2. Organize the toppings: This is really up to you; far be it from me to tell you how to top your own pizza. I like 1/2 lb. roasted Italian sausage (cut in 1/2-inch pieces) 3/4 lb blend of cheeses (Parmigiano, mozzarella, and fontina), 2 cups tomato sauce (2 cups whole, peeled tomatoes, pureed in a food processor and seasoned with salt, pepper, and fresh basil, and 2 jarred hot cherry peppers.

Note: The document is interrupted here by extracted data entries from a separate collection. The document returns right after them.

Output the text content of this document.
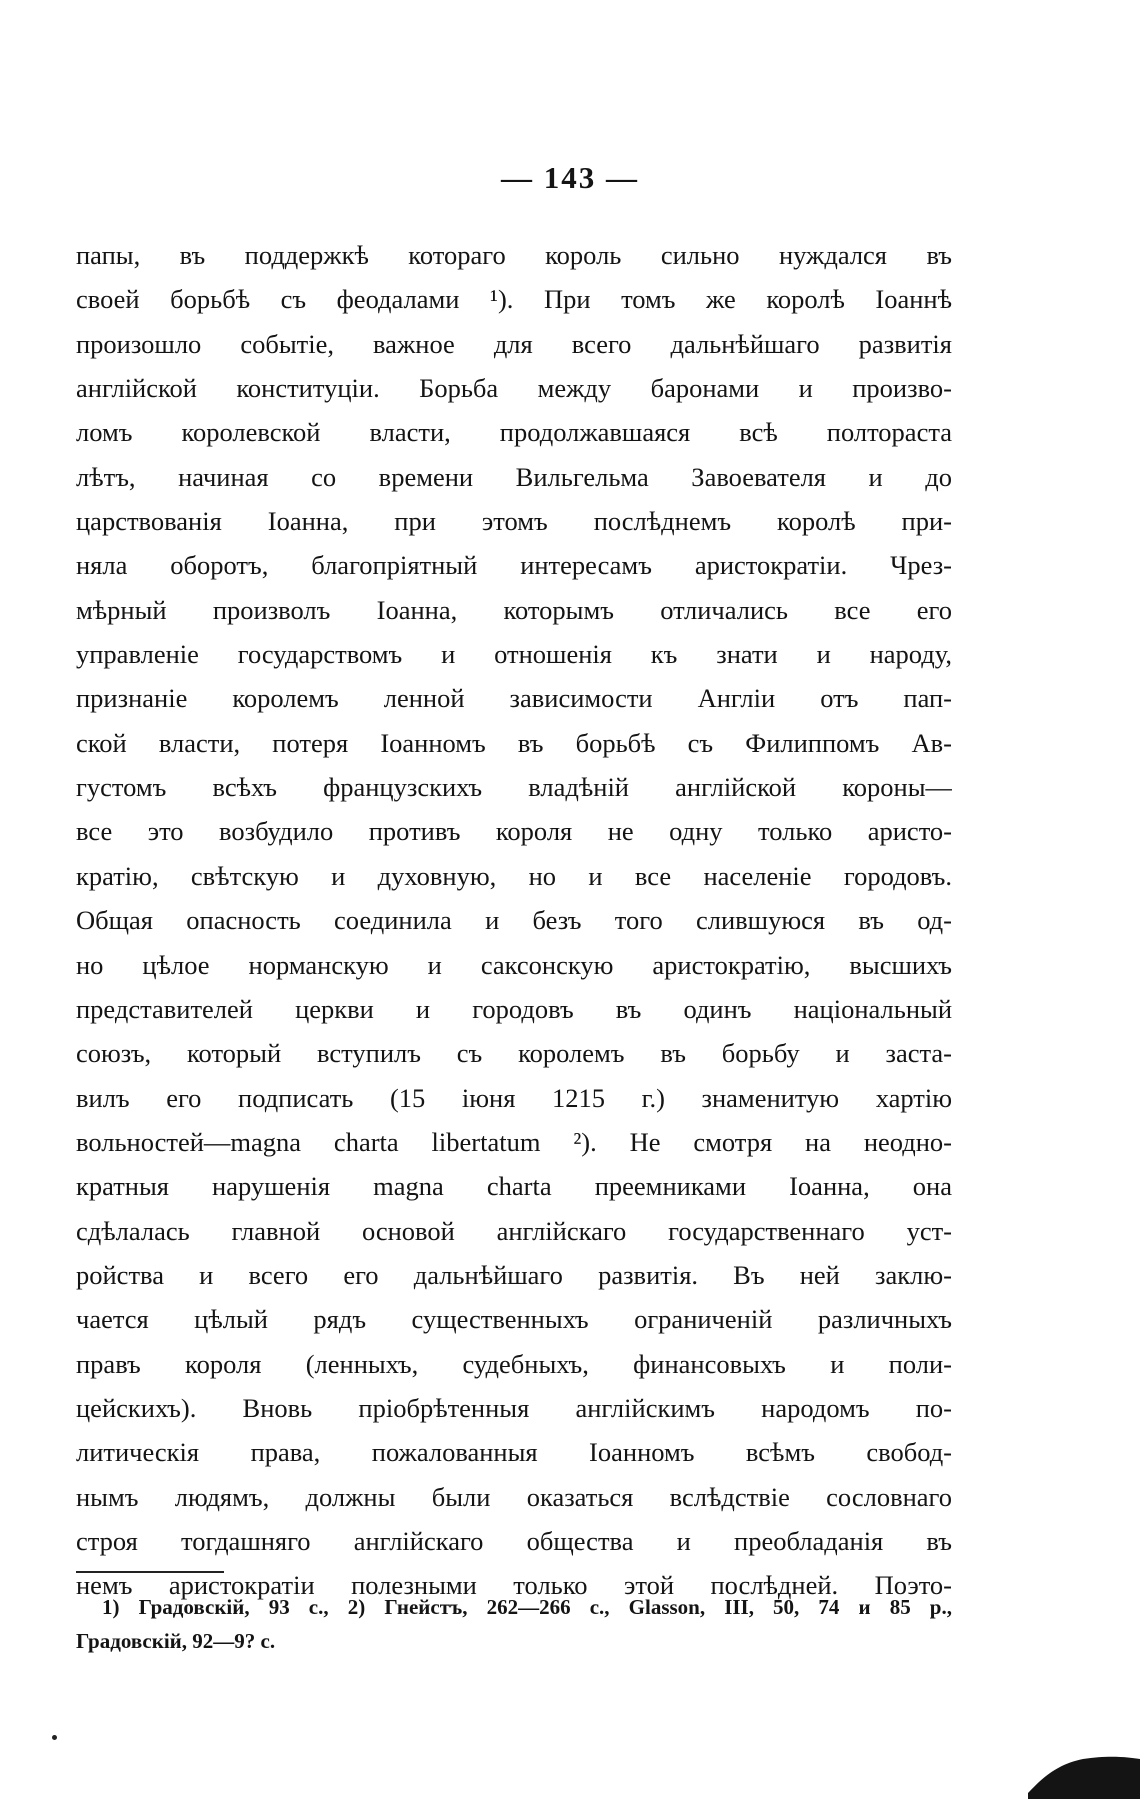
— 143 —
папы, въ поддержкѣ котораго король сильно нуждался въ
своей борьбѣ съ феодалами ¹). При томъ же королѣ Іоаннѣ
произошло событіе, важное для всего дальнѣйшаго развитія
англійской конституціи. Борьба между баронами и произво-
ломъ королевской власти, продолжавшаяся всѣ полтораста
лѣтъ, начиная со времени Вильгельма Завоевателя и до
царствованія Іоанна, при этомъ послѣднемъ королѣ при-
няла оборотъ, благопріятный интересамъ аристократіи. Чрез-
мѣрный произволъ Іоанна, которымъ отличались все его
управленіе государствомъ и отношенія къ знати и народу,
признаніе королемъ ленной зависимости Англіи отъ пап-
ской власти, потеря Іоанномъ въ борьбѣ съ Филиппомъ Ав-
густомъ всѣхъ французскихъ владѣній англійской короны—
все это возбудило противъ короля не одну только аристо-
кратію, свѣтскую и духовную, но и все населеніе городовъ.
Общая опасность соединила и безъ того слившуюся въ од-
но цѣлое норманскую и саксонскую аристократію, высшихъ
представителей церкви и городовъ въ одинъ національный
союзъ, который вступилъ съ королемъ въ борьбу и заста-
вилъ его подписать (15 іюня 1215 г.) знаменитую хартію
вольностей—magna charta libertatum ²). Не смотря на неодно-
кратныя нарушенія magna charta преемниками Іоанна, она
сдѣлалась главной основой англійскаго государственнаго уст-
ройства и всего его дальнѣйшаго развитія. Въ ней заклю-
чается цѣлый рядъ существенныхъ ограниченій различныхъ
правъ короля (ленныхъ, судебныхъ, финансовыхъ и поли-
цейскихъ). Вновь пріобрѣтенныя англійскимъ народомъ по-
литическія права, пожалованныя Іоанномъ всѣмъ свобод-
нымъ людямъ, должны были оказаться вслѣдствіе сословнаго
строя тогдашняго англійскаго общества и преобладанія въ
немъ аристократіи полезными только этой послѣдней. Поэто-
1) Градовскій, 93 с., 2) Гнейстъ, 262—266 с., Glasson, III, 50, 74 и 85 р.,
Градовскій, 92—9? с.
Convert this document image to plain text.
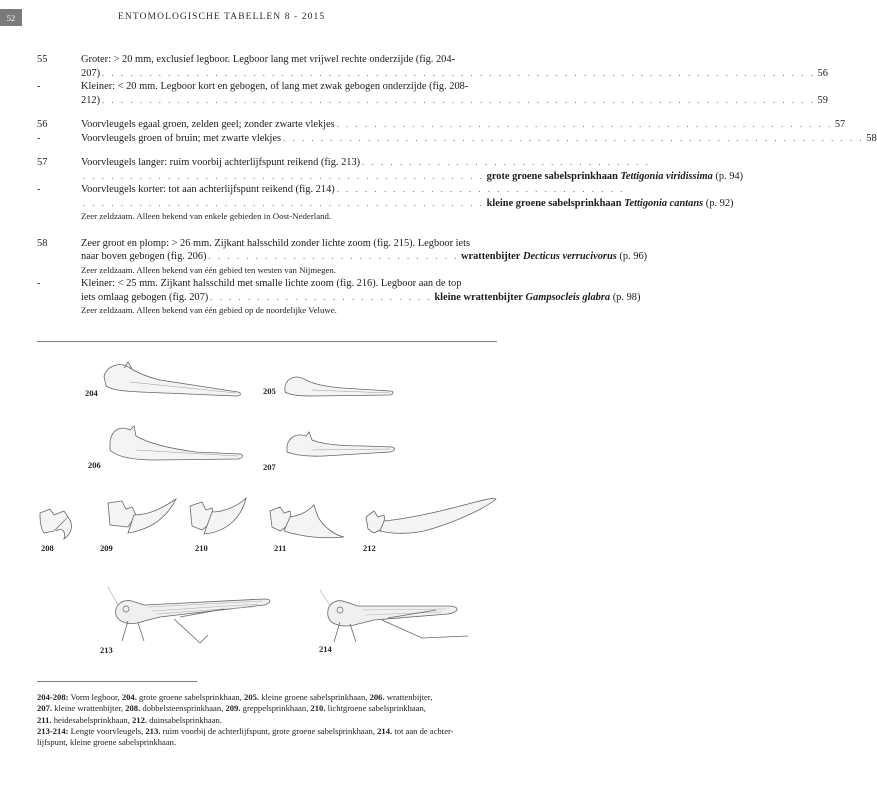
52	ENTOMOLOGISCHE TABELLEN 8 - 2015
55	Groter: > 20 mm, exclusief legboor. Legboor lang met vrijwel rechte onderzijde (fig. 204-
207) . . . . . . . . . . . . . . . . . . . . . . . . . . . . . . . . . . . . . . . . . . . . . . . . . . . . . . . . . . . . . . . . . . . . . . . . . . . . 56
-	Kleiner: < 20 mm. Legboor kort en gebogen, of lang met zwak gebogen onderzijde (fig. 208-
212) . . . . . . . . . . . . . . . . . . . . . . . . . . . . . . . . . . . . . . . . . . . . . . . . . . . . . . . . . . . . . . . . . . . . . . . . . . . . 59
56	Voorvleugels egaal groen, zelden geel; zonder zwarte vlekjes . . . . . . . . . . . . . . . . . . . . . . . . . . . . . . . . . . . . . . . . . . . . . . . . . . . . . 57
-	Voorvleugels groen of bruin; met zwarte vlekjes . . . . . . . . . . . . . . . . . . . . . . . . . . . . . . . . . . . . . . . . . . . . . . . . . . . . . . . . . . . . . . 58
57	Voorvleugels langer: ruim voorbij achterlijfspunt reikend (fig. 213) . . . . . . . . . . . . . . . . . . . . . . . . . . . . . . .
. . . . . . . . . . . . . . . . . . . . . . . . . . . . . . . . . . . . . . . . . . . grote groene sabelsprinkhaan Tettigonia viridissima (p. 94)
-	Voorvleugels korter: tot aan achterlijfspunt reikend (fig. 214) . . . . . . . . . . . . . . . . . . . . . . . . . . . . . . .
. . . . . . . . . . . . . . . . . . . . . . . . . . . . . . . . . . . . . . . . . . . kleine groene sabelsprinkhaan Tettigonia cantans (p. 92)
Zeer zeldzaam. Alleen bekend van enkele gebieden in Oost-Nederland.
58	Zeer groot en plomp: > 26 mm. Zijkant halsschild zonder lichte zoom (fig. 215). Legboor iets
naar boven gebogen (fig. 206) . . . . . . . . . . . . . . . . . . . . . . . . . . . wrattenbijter Decticus verrucivorus (p. 96)
Zeer zeldzaam. Alleen bekend van één gebied ten westen van Nijmegen.
-	Kleiner: < 25 mm. Zijkant halsschild met smalle lichte zoom (fig. 216). Legboor aan de top
iets omlaag gebogen (fig. 207) . . . . . . . . . . . . . . . . . . . . . . . . kleine wrattenbijter Gampsocleis glabra (p. 98)
Zeer zeldzaam. Alleen bekend van één gebied op de noordelijke Veluwe.
204	205
206	207
208	209	210	211	212
213	214
204-208: Vorm legboor, 204. grote groene sabelsprinkhaan, 205. kleine groene sabelsprinkhaan, 206. wrattenbijter,
207. kleine wrattenbijter, 208. dobbelsteensprinkhaan, 209. greppelsprinkhaan, 210. lichtgroene sabelsprinkhaan,
211. heidesabelsprinkhaan, 212. duinsabelsprinkhaan.
213-214: Lengte voorvleugels, 213. ruim voorbij de achterlijfspunt, grote groene sabelsprinkhaan, 214. tot aan de achter-
lijfspunt, kleine groene sabelsprinkhaan.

3. Roll out and blind bake the dough: Heat the oven to 425F; give the oven at least 30 min to properly preheat. Set a 12-inch cast-iron skillet in the oven for 10 min to heat. Meanwhile, on a lightly floured work surface, roll the dough out into an 18-inch round. Brush the top side with 2 Tbs. olive oil. Using an oven mitt, remove the skillet from the oven and set on a trivet or dish towel. Using both hands (without the mitt now), transfer the dough (oiled sound down) into the skillet; use a small heatproof spatula (or carefully with your fingers) press the dough to fit the contours of the pan; against and up the sides. Use the tines of a fork to lightly mark the dough (this will prevent it from puffing), brush with some more olive oil (especially the edges) and transfer to the oven. Bake until the dough browns lightly, 8 to 10 min.
4. Top and bake: Sprinkle half of the cheese on the dough, top with half of the meat or vegetables, and half the sauce. Repeat, reserving the remaining sauce for after baking. Bake until the cheese bubbles and browns and the pie cooks through, about 20 min. Top with the remaining sauce and let cool for a couple of minutes; then cut into wedges and serve.